Richard Greenberg was born in East Meadow, New York, on February 22, 1958 or 1959—official sources conflict. He was raised there in a middle-class household. His father, Leon, was an executive for the Century Theaters movie chain, and his mother, Shirley, was a housewife. After graduating from East Meadow High School in 1976, Greenberg attended Princeton University, graduating with a Bachelor of Arts degree in English in 1980; one of his instructors was the famed novelist Joyce Carol Oates. He went to graduate school at Harvard University from 1981 to 1982, studying fiction writing and finding that he did not like it as much as he did acting: at that point, he decided to try play writing. The play he wrote earned him acceptance to the Yale School of Drama, where he completed an M.F.A. in 1985.
Greenberg’s first produced play, The Bloodletters, drew attention from critics when it was first produced in New York in 1985, and after that, Greenberg remained active in the theater world. By 2006, he had produced twenty-eight plays, almost always supported by critical raves. For a brief while in 2003, three of his plays were running on Broadway at once: Take Me Out, The Violet Hour, and a revival of 1988’s Eastern Standard. At one point in the early 2000s, he had five plays in production at one time.

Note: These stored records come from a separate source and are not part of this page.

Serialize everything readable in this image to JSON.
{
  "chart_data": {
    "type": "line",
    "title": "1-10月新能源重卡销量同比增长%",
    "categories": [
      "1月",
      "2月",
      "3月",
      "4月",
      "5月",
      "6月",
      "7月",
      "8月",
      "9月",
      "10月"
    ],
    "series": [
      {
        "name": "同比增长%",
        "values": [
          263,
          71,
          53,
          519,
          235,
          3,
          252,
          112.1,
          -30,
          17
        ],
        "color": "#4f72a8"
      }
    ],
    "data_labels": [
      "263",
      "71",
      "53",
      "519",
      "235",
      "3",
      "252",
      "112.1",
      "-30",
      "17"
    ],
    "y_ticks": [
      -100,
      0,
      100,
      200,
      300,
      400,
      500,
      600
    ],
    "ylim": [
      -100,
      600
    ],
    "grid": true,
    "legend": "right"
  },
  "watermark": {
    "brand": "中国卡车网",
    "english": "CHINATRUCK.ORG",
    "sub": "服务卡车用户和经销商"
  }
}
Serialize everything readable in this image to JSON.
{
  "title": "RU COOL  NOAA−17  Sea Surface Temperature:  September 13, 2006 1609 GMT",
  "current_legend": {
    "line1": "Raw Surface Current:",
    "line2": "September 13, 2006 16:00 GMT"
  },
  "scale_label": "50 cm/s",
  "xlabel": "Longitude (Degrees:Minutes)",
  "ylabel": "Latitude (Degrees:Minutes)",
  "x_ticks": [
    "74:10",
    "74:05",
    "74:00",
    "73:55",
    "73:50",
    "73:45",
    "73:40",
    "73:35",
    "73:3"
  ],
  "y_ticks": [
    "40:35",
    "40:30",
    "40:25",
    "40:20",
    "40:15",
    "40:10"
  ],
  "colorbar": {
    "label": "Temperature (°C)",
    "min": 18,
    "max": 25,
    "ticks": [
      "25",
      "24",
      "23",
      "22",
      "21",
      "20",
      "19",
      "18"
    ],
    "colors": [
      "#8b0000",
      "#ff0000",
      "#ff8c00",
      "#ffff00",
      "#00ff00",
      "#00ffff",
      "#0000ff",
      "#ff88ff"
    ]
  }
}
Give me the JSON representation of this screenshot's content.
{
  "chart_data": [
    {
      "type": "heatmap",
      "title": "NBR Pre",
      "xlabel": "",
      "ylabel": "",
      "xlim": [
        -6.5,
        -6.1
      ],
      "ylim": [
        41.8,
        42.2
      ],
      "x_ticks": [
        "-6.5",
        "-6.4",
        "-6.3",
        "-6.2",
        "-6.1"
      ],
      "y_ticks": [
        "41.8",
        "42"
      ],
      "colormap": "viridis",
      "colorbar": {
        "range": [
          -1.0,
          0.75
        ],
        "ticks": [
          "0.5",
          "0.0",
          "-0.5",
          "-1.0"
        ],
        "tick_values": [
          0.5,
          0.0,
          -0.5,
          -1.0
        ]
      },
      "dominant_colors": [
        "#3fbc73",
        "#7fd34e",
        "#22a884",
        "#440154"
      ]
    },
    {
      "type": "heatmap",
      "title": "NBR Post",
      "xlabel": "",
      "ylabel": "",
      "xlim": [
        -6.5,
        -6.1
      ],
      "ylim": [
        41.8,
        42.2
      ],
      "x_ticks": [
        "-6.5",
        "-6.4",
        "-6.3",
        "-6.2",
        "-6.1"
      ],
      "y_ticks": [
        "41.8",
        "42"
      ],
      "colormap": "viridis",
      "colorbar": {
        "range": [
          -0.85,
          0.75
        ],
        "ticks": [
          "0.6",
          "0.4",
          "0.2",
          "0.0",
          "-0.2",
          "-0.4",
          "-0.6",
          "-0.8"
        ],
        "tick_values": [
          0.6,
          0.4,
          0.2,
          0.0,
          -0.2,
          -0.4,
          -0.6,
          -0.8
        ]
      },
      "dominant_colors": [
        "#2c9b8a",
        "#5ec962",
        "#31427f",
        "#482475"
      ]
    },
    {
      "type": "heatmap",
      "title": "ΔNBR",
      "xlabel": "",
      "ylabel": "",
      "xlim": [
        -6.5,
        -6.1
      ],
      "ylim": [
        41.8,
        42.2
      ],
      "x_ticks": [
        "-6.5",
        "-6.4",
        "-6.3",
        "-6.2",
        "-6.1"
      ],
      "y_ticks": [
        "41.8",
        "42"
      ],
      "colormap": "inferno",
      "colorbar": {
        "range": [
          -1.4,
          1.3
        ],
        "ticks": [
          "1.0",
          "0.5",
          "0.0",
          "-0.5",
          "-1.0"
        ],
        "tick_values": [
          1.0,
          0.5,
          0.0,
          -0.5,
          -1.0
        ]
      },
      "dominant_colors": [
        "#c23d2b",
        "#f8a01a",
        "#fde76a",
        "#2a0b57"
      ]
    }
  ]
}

Though he lived in New York City much of his adult life, Greenberg worked with directors across the country. He was a member of Ensemble Studio Theatre and an associate artist at South Coast Repertory in Costa Mesa, California. He won numerous awards, including the 2003 Tony Award for Best Play for Take Me Out and the George Oppenheimer Award and the Los Angeles Drama Critics’ Circle Award, both for Three Days of Rain. He has also been a finalist for the Pulitzer Prize and a nominee for the Drama Desk Award, both for Take Me Out. In 1996, Greenberg and playwright Arthur Miller were the first recipients of the PEN/Laura Pels Award for Drama.